MUCH as biopics are - and will always be - big business in Hollywood, it’s never a good idea to tackle an icon while their nearest and dearest are still alive. The interference can be chronic.

Take Lawrence of Arabia, for instance. AW Lawrence - TE’s brother - hated the David Lean film so much that he refused to allow it to share the title of the very memoir upon which it was based. It was with similar ire that the Tolkien Estate disowned Dome Karukoski’s 2019 biopic of JR Tolkien. Only last year, meanwhile, Sofia Coppola’s Priscilla Presley offering was barred access to the entire Elvis back catalogue for its soundtrack. The Presleys had left the building.

And yet, a warm reception from the family does not always a great film make. All too often, these are the biopics with the loosest relationship with the truth in the ‘based on a true story’ tag. The ones that skate over the rough. Think: Bohemian Rhapsody or the recent Whitney Houston flick, I Wanna Dance with Somebody. The preservation of image matters where residuals are involved.

Bob Marley: One Love - released this week, somewhat tenuously, on Valentine’s Day - falls hard into this camp. Grand performances and fine staging do much to soften subscript edges. Even the title of the film shut downs any notion of an open dialogue on Marley’s penchant for extramarital womanising. This one’s all about the icon.

It would, of course, be churlish to deny Marley such a status.

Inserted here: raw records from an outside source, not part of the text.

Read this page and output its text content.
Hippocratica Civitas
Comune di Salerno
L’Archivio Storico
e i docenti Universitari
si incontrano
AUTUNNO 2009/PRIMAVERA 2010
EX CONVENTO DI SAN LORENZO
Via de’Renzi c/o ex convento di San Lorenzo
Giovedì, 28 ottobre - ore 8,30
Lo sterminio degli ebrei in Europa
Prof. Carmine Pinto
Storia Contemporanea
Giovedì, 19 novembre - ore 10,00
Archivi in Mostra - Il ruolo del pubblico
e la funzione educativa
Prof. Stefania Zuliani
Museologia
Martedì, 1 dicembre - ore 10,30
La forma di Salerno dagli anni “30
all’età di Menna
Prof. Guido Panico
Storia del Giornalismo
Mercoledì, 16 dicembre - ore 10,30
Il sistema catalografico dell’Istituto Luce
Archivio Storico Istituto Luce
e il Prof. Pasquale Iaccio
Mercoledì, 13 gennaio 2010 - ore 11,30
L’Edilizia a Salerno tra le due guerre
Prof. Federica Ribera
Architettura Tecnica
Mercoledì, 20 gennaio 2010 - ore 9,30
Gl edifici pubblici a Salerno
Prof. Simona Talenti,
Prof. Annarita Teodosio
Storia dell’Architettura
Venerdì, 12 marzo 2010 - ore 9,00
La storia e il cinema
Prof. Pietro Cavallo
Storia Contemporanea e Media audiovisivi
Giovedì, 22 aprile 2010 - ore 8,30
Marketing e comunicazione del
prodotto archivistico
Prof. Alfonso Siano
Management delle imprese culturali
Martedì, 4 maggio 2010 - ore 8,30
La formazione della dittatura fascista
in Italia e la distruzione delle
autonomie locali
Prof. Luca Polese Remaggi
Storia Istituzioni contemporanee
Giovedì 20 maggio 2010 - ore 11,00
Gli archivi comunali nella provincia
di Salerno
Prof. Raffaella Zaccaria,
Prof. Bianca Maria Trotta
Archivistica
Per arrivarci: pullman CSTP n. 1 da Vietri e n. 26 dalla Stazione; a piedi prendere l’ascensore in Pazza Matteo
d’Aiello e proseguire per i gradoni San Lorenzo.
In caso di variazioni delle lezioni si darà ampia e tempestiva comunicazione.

He is, after all, the globally-recognised face of reggae, Rastafarianism, Jamaica and - to many - world peace. If anyone has demonstrated the power of music in the last 100 years, it’s Bob Marley.

Kingsley Ben-Adir dons the don’s dreadlocks for One Love, which comes directed by King Richard’s Reinaldo Marcus Green. Opening in a hotly political 1976, the film charts the journey of self-discovery that Marley would embark upon in the wake of his near-assassination just three days before he was due to perform at the Smile Jamaica concert in Kingston.

Ben-Adir is, at least, terrific. His resemblance to Marley may be limited but such concerns are outweighed by the conviction of his efforts. Lashana Lynch, too, impresses as Rita Marley, a figure ever so slightly more willing to challenge her husband than the film around her.